Here is what Wikipedia says about the Strong Law of Large Numbers (SLNN):
Let $X_1,X_2,X_3,\ldots$ be a sequence of independent and identically distributed random variables with $E(X_i)=\mu$, and
$$\bar{X}_n:=\frac{X_1+\cdots+X_n}{n}.$$
The Strong Law of Large Numbers (SLNN) states that $\bar{X}_n$ converges almost surely to $\mu$, i.e.,
$$P(\lim_{n\to\infty}\bar{X}_n=\mu)=1.$$
Consider an experiment of tossing a fair coin. Let $\bar{x}_n$ be the proportion of the number of heads in the first $n$ tosses. SLNN seems to imply the following:
The probability of $\lim_{n\to\infty}\bar{x}_n=0.5$ is 1.
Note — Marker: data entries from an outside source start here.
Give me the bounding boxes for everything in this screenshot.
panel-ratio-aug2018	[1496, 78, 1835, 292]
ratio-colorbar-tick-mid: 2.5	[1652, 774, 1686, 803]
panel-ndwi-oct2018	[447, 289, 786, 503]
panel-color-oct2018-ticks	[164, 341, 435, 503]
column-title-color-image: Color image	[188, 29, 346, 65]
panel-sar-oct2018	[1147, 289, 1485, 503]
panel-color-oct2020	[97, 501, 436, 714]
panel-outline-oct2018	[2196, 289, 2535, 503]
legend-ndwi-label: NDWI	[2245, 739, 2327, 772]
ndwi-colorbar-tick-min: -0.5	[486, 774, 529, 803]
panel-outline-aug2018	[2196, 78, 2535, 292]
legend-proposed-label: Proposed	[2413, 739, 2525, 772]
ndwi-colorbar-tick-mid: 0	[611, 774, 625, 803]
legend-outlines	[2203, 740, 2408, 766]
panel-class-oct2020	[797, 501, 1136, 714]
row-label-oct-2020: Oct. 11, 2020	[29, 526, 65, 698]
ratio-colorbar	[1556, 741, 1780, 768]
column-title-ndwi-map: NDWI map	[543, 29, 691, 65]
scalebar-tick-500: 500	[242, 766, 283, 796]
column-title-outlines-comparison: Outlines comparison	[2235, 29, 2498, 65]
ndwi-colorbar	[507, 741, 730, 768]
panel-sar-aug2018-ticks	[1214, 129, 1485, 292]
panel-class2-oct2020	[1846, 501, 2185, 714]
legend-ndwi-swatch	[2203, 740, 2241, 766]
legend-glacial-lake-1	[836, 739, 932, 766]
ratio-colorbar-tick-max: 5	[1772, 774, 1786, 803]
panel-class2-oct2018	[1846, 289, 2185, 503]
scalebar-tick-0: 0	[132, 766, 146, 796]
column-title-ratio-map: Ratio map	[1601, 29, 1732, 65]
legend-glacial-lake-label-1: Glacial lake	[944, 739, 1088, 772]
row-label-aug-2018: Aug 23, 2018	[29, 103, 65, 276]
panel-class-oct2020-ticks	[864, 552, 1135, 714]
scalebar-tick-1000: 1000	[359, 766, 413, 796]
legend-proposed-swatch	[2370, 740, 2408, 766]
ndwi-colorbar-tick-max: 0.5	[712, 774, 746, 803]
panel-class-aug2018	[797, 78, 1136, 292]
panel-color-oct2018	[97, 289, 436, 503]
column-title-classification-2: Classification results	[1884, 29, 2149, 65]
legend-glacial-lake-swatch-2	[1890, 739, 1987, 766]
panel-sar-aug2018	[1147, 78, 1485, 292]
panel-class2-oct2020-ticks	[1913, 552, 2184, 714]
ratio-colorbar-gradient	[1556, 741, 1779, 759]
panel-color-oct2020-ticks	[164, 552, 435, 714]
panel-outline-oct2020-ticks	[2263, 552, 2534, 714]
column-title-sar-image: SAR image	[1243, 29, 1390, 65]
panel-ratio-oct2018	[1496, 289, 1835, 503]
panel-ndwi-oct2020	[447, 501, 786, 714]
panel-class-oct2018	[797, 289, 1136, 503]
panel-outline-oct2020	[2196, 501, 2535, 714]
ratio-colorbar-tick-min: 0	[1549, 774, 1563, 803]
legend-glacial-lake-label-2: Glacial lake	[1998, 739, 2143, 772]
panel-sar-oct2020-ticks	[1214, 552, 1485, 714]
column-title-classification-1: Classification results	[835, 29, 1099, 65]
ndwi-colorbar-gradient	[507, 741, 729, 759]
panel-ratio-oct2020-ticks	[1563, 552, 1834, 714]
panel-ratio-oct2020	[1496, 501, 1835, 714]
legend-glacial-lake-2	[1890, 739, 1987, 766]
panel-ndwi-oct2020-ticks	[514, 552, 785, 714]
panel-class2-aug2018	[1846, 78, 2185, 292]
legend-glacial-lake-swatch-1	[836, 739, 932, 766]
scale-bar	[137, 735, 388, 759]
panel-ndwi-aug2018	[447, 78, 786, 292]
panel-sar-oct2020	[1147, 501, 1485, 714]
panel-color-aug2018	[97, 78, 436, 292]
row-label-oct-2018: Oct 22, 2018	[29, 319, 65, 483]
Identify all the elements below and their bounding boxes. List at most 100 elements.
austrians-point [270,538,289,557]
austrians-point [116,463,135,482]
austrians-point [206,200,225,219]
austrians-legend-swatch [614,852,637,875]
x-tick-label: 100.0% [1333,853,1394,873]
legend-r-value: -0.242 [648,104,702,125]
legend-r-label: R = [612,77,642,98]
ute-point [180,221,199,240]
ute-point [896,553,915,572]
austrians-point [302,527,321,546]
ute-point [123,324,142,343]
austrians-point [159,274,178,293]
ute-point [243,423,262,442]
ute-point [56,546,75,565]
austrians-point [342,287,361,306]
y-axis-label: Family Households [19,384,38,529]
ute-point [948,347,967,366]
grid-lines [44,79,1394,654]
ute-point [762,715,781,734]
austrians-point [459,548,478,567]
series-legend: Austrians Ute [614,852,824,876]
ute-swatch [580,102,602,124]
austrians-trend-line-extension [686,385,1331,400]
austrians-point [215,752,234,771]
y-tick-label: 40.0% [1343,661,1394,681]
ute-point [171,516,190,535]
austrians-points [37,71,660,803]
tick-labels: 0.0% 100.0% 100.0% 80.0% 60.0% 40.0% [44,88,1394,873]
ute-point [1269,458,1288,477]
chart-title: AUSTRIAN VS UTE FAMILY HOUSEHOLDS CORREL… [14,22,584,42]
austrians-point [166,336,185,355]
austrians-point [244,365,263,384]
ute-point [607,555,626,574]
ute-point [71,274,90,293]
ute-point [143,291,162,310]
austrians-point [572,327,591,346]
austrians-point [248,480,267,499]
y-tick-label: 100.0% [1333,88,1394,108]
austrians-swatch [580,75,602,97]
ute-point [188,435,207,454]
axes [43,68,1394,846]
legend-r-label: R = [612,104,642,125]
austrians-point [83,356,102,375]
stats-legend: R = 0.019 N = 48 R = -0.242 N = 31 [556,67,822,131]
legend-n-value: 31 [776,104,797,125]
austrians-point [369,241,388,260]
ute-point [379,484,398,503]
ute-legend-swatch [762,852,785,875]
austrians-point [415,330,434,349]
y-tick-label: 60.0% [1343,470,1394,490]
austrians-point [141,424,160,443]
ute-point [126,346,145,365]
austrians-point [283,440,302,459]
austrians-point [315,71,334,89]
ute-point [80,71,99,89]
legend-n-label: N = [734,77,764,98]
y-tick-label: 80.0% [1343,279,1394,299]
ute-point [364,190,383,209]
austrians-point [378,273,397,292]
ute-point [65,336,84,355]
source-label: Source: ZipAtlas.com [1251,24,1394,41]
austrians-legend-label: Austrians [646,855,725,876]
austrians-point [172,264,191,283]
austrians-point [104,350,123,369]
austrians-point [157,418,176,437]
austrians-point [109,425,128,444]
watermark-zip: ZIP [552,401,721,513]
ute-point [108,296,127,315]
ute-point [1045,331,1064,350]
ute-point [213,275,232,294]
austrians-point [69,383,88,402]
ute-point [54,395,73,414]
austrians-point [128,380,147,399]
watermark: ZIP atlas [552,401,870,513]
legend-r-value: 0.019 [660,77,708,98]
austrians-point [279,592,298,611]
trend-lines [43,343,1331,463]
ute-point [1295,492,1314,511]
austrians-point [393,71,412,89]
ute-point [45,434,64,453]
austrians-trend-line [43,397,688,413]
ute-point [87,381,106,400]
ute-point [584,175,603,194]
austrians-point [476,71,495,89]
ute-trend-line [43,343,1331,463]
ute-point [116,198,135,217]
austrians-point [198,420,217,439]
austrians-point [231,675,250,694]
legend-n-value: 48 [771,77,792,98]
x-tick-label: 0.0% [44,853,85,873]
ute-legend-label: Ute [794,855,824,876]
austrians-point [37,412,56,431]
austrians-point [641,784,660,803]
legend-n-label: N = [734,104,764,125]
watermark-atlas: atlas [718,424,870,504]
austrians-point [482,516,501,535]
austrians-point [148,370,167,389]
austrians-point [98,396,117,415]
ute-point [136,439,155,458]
But how can one calculate the "probability that the numerical sequence $\{\bar{x}_n\}$ converges to 0.5?" (Forgive me if this is a dumb question; I'm new in probability.) I thought along the following line:
- Maybe the sample space $\Omega$ is the set of all sequences like THTHHT$\cdots$. But such $\Omega$ is infinite, so I don't know how to assign a probability to the subset of $\Omega$ consisting of those sequences giving $\lim_{n\to\infty}\bar{x}_n=0.5$. Does one "divide" the cardinality of such subset by the cardinality of $\Omega$ ? (I'm also not too familiar with measure theory.)
Best Answer
There is a way to interpret this probability. So think of $w \in \Omega$ as an infinite sequence of coin tosses. So each $\bar X_n(w)$ is average of nth tosses for this specific infinite sequence $w$.
Now, if for example $P(\lim_{n\to\infty}\bar X_n = 0.5)=1$, this means that there exists a set $A \subset \mathcal F$, with $P(A)=1$, where $\mathcal F$ is the sigma-algebra of the probability space. And for every $w\in A$, you have that $\lim_{n\to \infty} \bar X_n(w)= 0.5$.
In other words, for a given $\epsilon>0$, take an infinite sequence $w\in A$. Then, there exists an $N$ such that the sequence of $(\bar X_n(w))$ will fall inside the interval $(0.5 -\epsilon,0.5+ \epsilon)$.
Another way to think of $P(\lim_{n\to\infty}\bar X_n=0.5)$ is the “percentage” of sequences that converge to $0.5$. Note that if you have infinite possible sequences (paths), even if a finite number of them don’t converge to $0.5$, if we assume they are equally likely, then $P(\lim_{n\to\infty}\bar X_n=0.5)$ is still equal to $1$. Now, if one fourth of them converge to $0.5$, then $P(\lim_{n\to\infty}\bar X_n=0.5)=1/4$. And so on.